Die Espen kommen auf knapp 30 Millionen, Nordsjælland auf 36. Teuerster Spieler ist mit 7 Millionen ein Prince. Und er trägt die Nummer 10: Prince Amoako Junior. Der stammt aus der Right to Dream Academy in Ghana, die gleichzeitig Besitzerin des Vereins ist. Noch nie zuvor in der Fussballgeschichte hatte eine afrikanische Non-Profit-Organisation einen Verein übernommen. 2023 wurde der Klub aus einem Vorort von Kopenhagen Vizemeister.
In der letzten Saison landete man auf Rang 3, der zur Teilnahme an der Conference-League-Quali berechtigt. In den ersten beiden Runden aber wars für die Dänen bloss ein lockerer Aufgalopp. Sowohl GAIS Göteborg (6:0/0:1) als auch Valur Reykjavik (5:0/2:0) wurden mit Kantersiegen nach Hause geschickt.
Maassen fehlt bei Abreise
Zufall ist das nicht, weil die Elf von Coach Jens Olsen auf ballbesitzorientierten und offensiven Fussball steht. Häufig lassen sich die Mittelfeldspieler extrem tief fallen, um eine Überzahl gegen das gegnerische Pressing zu kreieren. Allgemein gibts viele Positionswechsel. Der FCSG hingegen hat meistens weniger Ballbesitz als der Gegner. Und er setzt auf konsequente Manndeckung und kompromissloses Gegenpressing. Das sind nicht die schlechtesten Zutaten für ein attraktives Spiel.
Einer wird dieses hoffentlich unterhaltsame Duell mit einer langen Anreise in den Knochen verfolgen. Wie TVO am Mittwoch berichtet, fehlt Trainer Enrico Maassen bei der Abreise in Richtung dänischer Hauptstadt. Der Deutsche knickte am Dienstag um und verletzte sich am Knie. Um einer möglichen Thrombose vorzubeugen, verzichtet Maassen auf den Flug und nimmt das Auto. Er will die elfstündige Fahrt ohne grössere Pausen durchziehen, um am Mittwochabend im Vorort von Kopenhagen anzukommen.
Gegner verkaufte Spieler für 25 Millionen
Sollte Grün-Weiss die Hürde packen, gibts 3,5 Millionen Franken für das Erreichen der Gruppenphase. Dazu kommen noch die Rangierungsprämien, die gemäss Koeffizient vergeben werden.
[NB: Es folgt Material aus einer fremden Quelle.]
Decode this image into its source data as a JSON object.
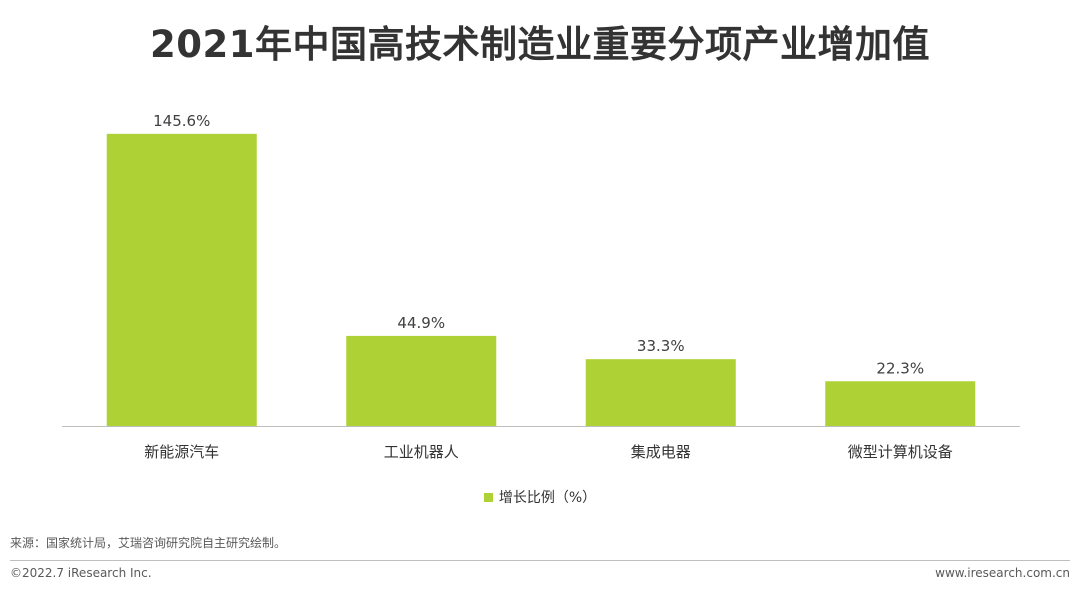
{
  "title": "2021年中国高技术制造业重要分项产业增加值",
  "colors": {
    "bar": "#AED135",
    "axis": "#bfbfbf"
  },
  "chart_data": {
    "type": "bar",
    "title": "2021年中国高技术制造业重要分项产业增加值",
    "categories": [
      "新能源汽车",
      "工业机器人",
      "集成电器",
      "微型计算机设备"
    ],
    "series": [
      {
        "name": "增长比例（%）",
        "values": [
          145.6,
          44.9,
          33.3,
          22.3
        ]
      }
    ],
    "value_labels": [
      "145.6%",
      "44.9%",
      "33.3%",
      "22.3%"
    ],
    "ylim": [
      0,
      150
    ],
    "grid": false,
    "legend": "bottom"
  },
  "legend_label": "增长比例（%）",
  "source": "来源：国家统计局，艾瑞咨询研究院自主研究绘制。",
  "copyright": "©2022.7 iResearch Inc.",
  "website": "www.iresearch.com.cn"
}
Heisst für den FCSG: insgesamt gut 4,2 Millionen Franken.
Für die Espen spricht, dass das Kader mit Ausnahme von Alessandro Vogt keinen namhaften Abgang zu verzeichnen hatte, Nordsjælland hingegen mit Caleb Yirenkyi (20) seinen besten Spieler an Premier-League-Aufsteiger Coventry City abgegeben hat.
Der stammt – wie könnte es anders sein – aus der Right to Dream Academy und spült – rund 25 Millionen in die Kasse. Das Recht zu träumen. Das gilt für jede und für jeden auf dieser Welt. Auch für den FC St. Gallen.